Senatorial Candidate Cheri Beasley Talks Climate Change, Healthcare Access and Voting Rights During UNC-Chapel Hill Town Hall

 

Video Credit: Willow Yang

US Democratic Senatorial Candidate Cheri Beasley’s introductory speech during last week’s on-campus town hall put healthcare access, educational accessibility and climate change at the front of her platform.

“I know you care deeply about climate change and environmental justice,” Beasley said during her introduction speech, receiving a chorus of whoops and applause from the majority-student audience.

The town hall, which was held in the Pit at UNC-Chapel Hill and directed at student journalists, is one of several events throughout Beasley’s campaign intended to connect to North Carolina college students. Last month, she met up with students at Elizabeth City State University to have a back-and-forth conversation about the prohibitively high cost of college. 

The decision to connect with college students is a smart one. In the 2018 midterms, young voters turned out to the Orange County polls in record numbers. Interviews from that time suggest that knowing the candidates they were voting for is part of what spurred so many students to vote. Fresh off of a recent political loss, Beasley will need those connections. 

Beasley lost her bid for reelection to the North Carolina Supreme Court in 2020. A subsequent voting recount following the election, requested by Beasley after a particularly close race, finished with her behind competitor Paul Martin Newby by only 401 votes. 

The loss has done little to deter Beasley from politics; in fact, she has only expanded her ambitions. She is now in the running for a North Carolina US Senate seat in the 2022 midterm elections. If she secures the Democratic nomination in the primaries, she’ll be in an open seat race—incumbent Sen. Richard Burr is not running for re-election. 

At the town hall, Beasley spoke frankly about issues close at hand for North Carolina. She covered the devastating effects of Tropical Storm Fred, which caused widespread flooding on the coast and was responsible for six confirmed deaths. It is the third such storm to hit N.C. in the last five years, following Hurricanes Florence and Matthew. 

Beasley, a pro-choice candidate, also spoke about her opposition to the recent 6-week abortion ban law passed in Texas, which gives individual citizens the power to file suit against people they believe may have had an abortion in violation of the 6-week time limit, or those who have helped them—and gives them a hefty cash incentive to do so.
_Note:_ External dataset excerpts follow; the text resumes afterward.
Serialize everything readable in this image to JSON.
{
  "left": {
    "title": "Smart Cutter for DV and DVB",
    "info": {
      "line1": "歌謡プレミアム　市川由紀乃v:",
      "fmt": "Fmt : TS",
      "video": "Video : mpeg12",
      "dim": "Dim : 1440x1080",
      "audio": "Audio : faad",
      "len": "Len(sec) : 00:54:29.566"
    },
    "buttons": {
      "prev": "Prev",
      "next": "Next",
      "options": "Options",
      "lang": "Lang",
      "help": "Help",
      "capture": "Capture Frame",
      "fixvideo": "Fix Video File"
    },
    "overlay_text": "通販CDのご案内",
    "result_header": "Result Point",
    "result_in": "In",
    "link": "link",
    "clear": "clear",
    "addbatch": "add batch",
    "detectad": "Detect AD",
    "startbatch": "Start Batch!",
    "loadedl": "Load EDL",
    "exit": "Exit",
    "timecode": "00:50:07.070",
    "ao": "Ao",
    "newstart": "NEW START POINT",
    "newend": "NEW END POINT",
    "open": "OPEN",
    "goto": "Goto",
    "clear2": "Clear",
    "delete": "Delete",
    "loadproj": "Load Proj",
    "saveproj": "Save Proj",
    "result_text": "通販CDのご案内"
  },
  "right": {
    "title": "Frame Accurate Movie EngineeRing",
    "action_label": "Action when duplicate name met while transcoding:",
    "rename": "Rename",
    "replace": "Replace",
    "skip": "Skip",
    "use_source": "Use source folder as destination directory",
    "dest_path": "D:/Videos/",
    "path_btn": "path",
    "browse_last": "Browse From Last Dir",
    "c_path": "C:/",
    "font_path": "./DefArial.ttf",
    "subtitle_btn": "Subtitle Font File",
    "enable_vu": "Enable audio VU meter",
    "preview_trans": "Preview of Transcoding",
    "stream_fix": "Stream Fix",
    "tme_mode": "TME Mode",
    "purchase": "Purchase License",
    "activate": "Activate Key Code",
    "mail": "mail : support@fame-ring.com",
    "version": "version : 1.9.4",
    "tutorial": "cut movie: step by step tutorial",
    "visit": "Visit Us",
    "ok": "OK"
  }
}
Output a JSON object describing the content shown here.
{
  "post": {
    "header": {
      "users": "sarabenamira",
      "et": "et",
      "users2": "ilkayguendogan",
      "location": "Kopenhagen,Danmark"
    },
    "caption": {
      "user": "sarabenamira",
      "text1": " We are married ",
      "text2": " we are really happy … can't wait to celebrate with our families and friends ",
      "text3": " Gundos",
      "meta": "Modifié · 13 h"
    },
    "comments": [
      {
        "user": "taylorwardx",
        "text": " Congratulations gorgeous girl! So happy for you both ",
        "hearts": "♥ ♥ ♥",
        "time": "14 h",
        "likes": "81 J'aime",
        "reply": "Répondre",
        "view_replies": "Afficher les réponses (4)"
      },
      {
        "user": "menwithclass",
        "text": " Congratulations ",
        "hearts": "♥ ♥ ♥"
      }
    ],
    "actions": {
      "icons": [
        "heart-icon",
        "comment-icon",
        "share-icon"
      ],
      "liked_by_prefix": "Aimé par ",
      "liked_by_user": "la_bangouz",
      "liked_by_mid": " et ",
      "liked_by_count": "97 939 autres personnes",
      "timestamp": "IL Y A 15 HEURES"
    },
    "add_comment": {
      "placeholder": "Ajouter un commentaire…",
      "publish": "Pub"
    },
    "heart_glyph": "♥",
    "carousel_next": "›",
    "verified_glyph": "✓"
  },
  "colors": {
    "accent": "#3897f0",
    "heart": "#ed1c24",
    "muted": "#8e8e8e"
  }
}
Local activists have already raised the alarm for N.C., warning that similar measures could easily come to pass here if redistricting efforts skew in favor of conservative lawmakers. 

Finally, Beasley spoke on voting rights. She referenced the Voting Rights Act of 1965, which she said gave her mother the ability to vote. For Beasley, an African American woman, the issue strikes very close to home: the Supreme Court narrowed the focus of the Voting Rights Act in 2013, paving the way for a new wave of Republican-backed voter suppression laws. Beasley urged the students of UNC to vote in spite of growing difficulties: “If your voting rights weren’t so important, people wouldn’t be working so hard to take them away from you,” she said to another round of applause. 

Beasley’s ground strategy is paying off so far. In the second quarter of the year, her campaign reported raising $1.28 million through June 30th. Former North Carolina Governor Pat McRory, running on the Republican side, is the only one to match her at this stage. 

Still, Beasley isn’t the only one hitting the ground running. Democratic State Sen. Jeff Jackson, though still trailing Beasley in donations, recently completed his initiative to hold 100 town halls in all 100 counties of N.C —in just 100 days. 

Beasley is a candidate to watch, but she has a hard race ahead of her. With months left until the primaries, it is unclear if Beasley will maintain her fundraising lead, or if that will translate directly to popularity on the ballot.